SABINE SIEBOLD and SARAH MARSH
The German military is scrutinising the actions of Russian forces that recently arrived near its main camp in the Gao area of Mali and is keeping a close eye on the operation of the airport there, Germany’s defence minister told Reuters.
Berlin has deployed some 1,000 troops to Mali, most near the northern town of Gao where their main task is to gather reconnaissance for U.N. peacekeeping mission MINUSMA, set up in 2013 to back foreign and local troops battling Islamist militants.
The future of the German mission is in doubt, however, after the latest dispute with the ruling military junta in Bamako and the arrival of Russian forces in Gao, which added to Berlin’s unease over an increasing Russian military presence in Mali.

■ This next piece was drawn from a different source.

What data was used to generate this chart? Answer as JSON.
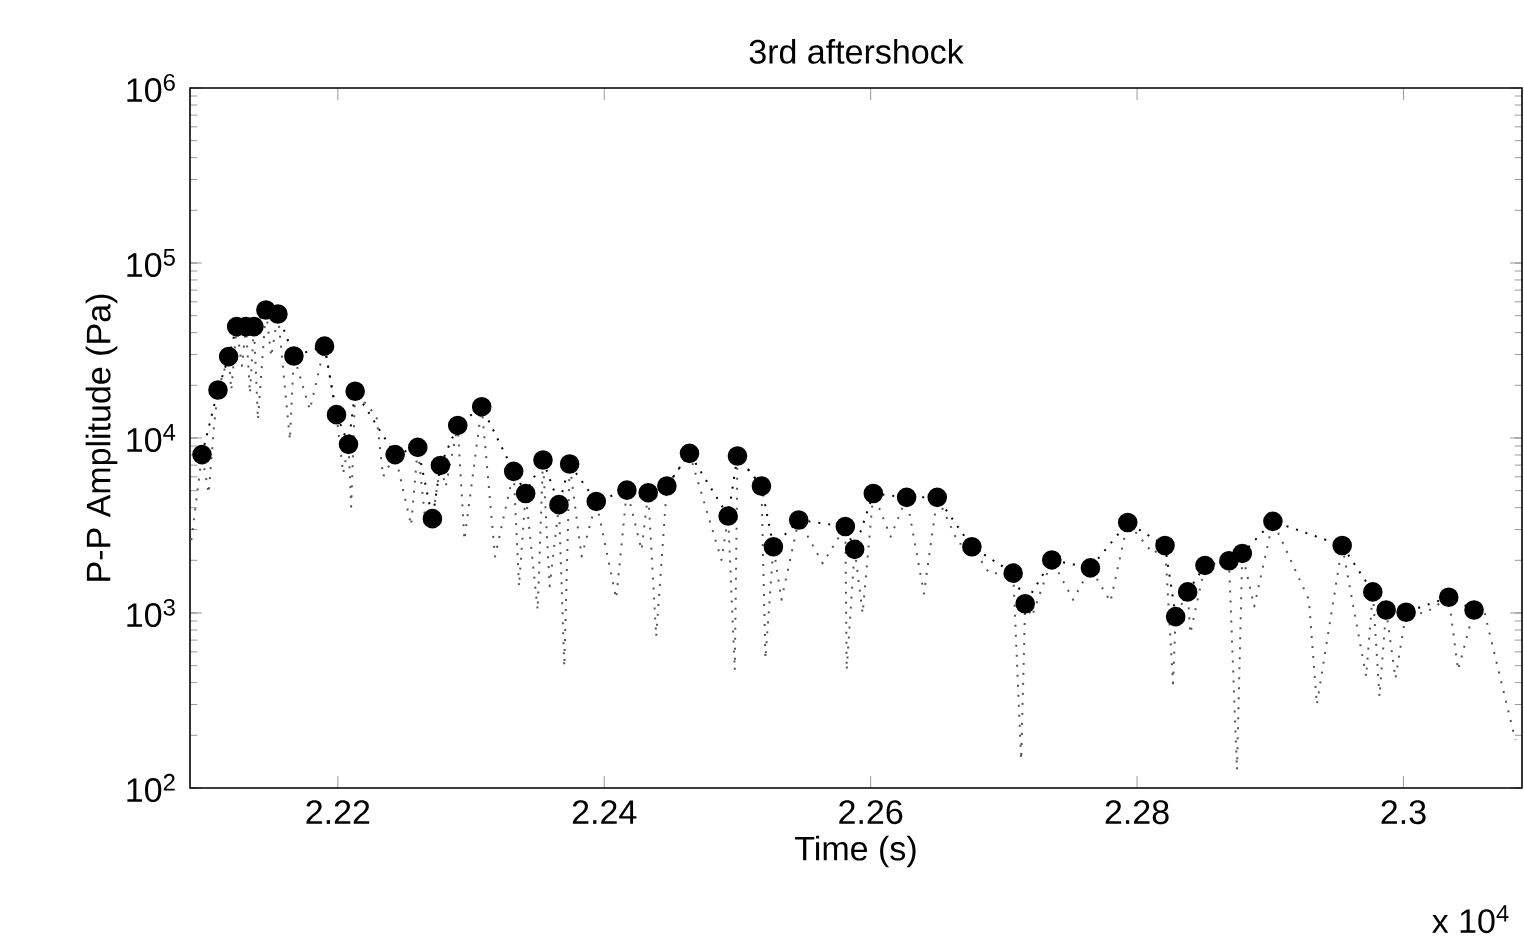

“What are the tasks of the Russian troops that have shown up directly next to our camp? Are they only supporting Malian soldiers with equipment and training? Or do the Russians influence the operation of Gao airport?” German Defence Minister Christine Lambrecht said in an interview.
“That would of course be a difficult situation for us, which would then have to be completely reassessed.”
So far, the Russian presence has had no concrete impact on the German military operation, according to Lambrecht.
In April, Germany called on the junta to cease working with Russian military contractors if it wanted to fully reactivate the European Union’s training of the country’s armed forces.
The Russian private military firm Wagner Group began supplying hundreds of fighters last year to support the Malian military and has since been accused by human rights groups and local residents of participating in massacres of civilians – accusations it has not responded to.
The German military suspended its reconnaissance mission for more than three weeks from mid-August after a spat with Mali’s junta regarding overflight clearances and only resumed operations earlier this month.
Lambrecht said the United Nations had struck deals with the Malian government with regard to the flight clearances and regular exchanges of troops at the camps, and that the procedures were currently working.
“Of course, we are observing very closely what exactly we can do to advance the democratisation and stabilisation of Mali,” Lambrecht said.
“We see that, temporarily, there are no clearances for drone flights. But we need these flights because, without the surveillance of the drones and the resulting protection, our forces cannot go out of the camp as far (as they normally would go on patrol).”
Lambrecht also signalled that Germany would keep up its military engagement in Niger, which shares a border with Mali and where German troops have been part of a training mission that is supposed to wind up at the end of this year.